On Monday, the Thunder Bay District Health Unit disclosed that further analysis showed there were no detectable amounts of toxins.

Blue-green algae can pose a health risk to humans and animals.

They are microscopic organisms – cyanobacteria – found naturally in lakes and streams, usually in low numbers. However, they can rapidly increase in warm surface water that receives a lot of sun, and may form blooms that make the water look like green pea soup or turquoise paint. 

Blue-green algae have been found in several lakes in the Thunder Bay district over the past two years, including Madelaine and Icarus Lakes this year, and Hawkeye, Lower Shebandowan, Icarus and Surprise Lakes last year.

The results of recent toxin tests for Madelaine and Icarus Lakes are still ending.

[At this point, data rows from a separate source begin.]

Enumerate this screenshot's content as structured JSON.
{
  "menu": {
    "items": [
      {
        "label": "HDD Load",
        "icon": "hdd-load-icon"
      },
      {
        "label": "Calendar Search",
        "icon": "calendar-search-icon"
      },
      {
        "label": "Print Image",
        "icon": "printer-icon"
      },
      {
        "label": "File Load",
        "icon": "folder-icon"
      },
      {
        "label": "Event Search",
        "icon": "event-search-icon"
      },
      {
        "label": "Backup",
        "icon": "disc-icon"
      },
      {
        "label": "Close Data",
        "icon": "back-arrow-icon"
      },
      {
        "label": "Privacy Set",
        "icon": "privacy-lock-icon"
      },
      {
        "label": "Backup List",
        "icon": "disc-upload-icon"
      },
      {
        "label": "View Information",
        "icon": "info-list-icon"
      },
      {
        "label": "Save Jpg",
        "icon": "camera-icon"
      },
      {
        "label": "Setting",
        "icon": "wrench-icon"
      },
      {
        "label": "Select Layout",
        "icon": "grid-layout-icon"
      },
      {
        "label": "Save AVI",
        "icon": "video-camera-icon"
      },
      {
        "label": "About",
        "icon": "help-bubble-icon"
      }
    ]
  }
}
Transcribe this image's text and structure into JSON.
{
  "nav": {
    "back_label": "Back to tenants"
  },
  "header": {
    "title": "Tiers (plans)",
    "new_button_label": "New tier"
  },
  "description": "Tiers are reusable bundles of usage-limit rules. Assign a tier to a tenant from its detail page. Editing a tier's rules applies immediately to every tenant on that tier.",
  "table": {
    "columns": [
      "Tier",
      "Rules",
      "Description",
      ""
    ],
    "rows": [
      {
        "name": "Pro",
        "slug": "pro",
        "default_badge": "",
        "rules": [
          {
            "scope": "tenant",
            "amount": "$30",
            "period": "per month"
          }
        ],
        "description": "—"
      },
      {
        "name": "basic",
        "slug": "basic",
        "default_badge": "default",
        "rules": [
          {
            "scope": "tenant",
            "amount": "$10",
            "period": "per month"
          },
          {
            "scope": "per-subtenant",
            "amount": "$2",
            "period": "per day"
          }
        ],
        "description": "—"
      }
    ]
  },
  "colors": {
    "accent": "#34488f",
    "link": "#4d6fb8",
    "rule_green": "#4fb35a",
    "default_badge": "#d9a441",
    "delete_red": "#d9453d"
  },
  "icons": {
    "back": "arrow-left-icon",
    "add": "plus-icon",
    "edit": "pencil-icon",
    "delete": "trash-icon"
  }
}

To date,  lab test outcomes reported by the TBDHU in 2019 and 2020 have indicated no detectable levels of toxins, except for one instance where the level was detectable but still within the Ontario drinking water standard.

However, biomedical research scientist Greg Ross of the Northern Ontario School of Medicine warned last year that blue-green algae poses a growing concern across the North.

Ross's work includes the study of cyanobacteria.

He said "We really shouldn't be celebrating that it's maybe cyanobacteria but not toxin-producing, because it could be just around the corner that you could get an infestation of cells that produce toxins."

Ross added that Ontario waterways that previously didn't produce blue-green algae are starting to do so now.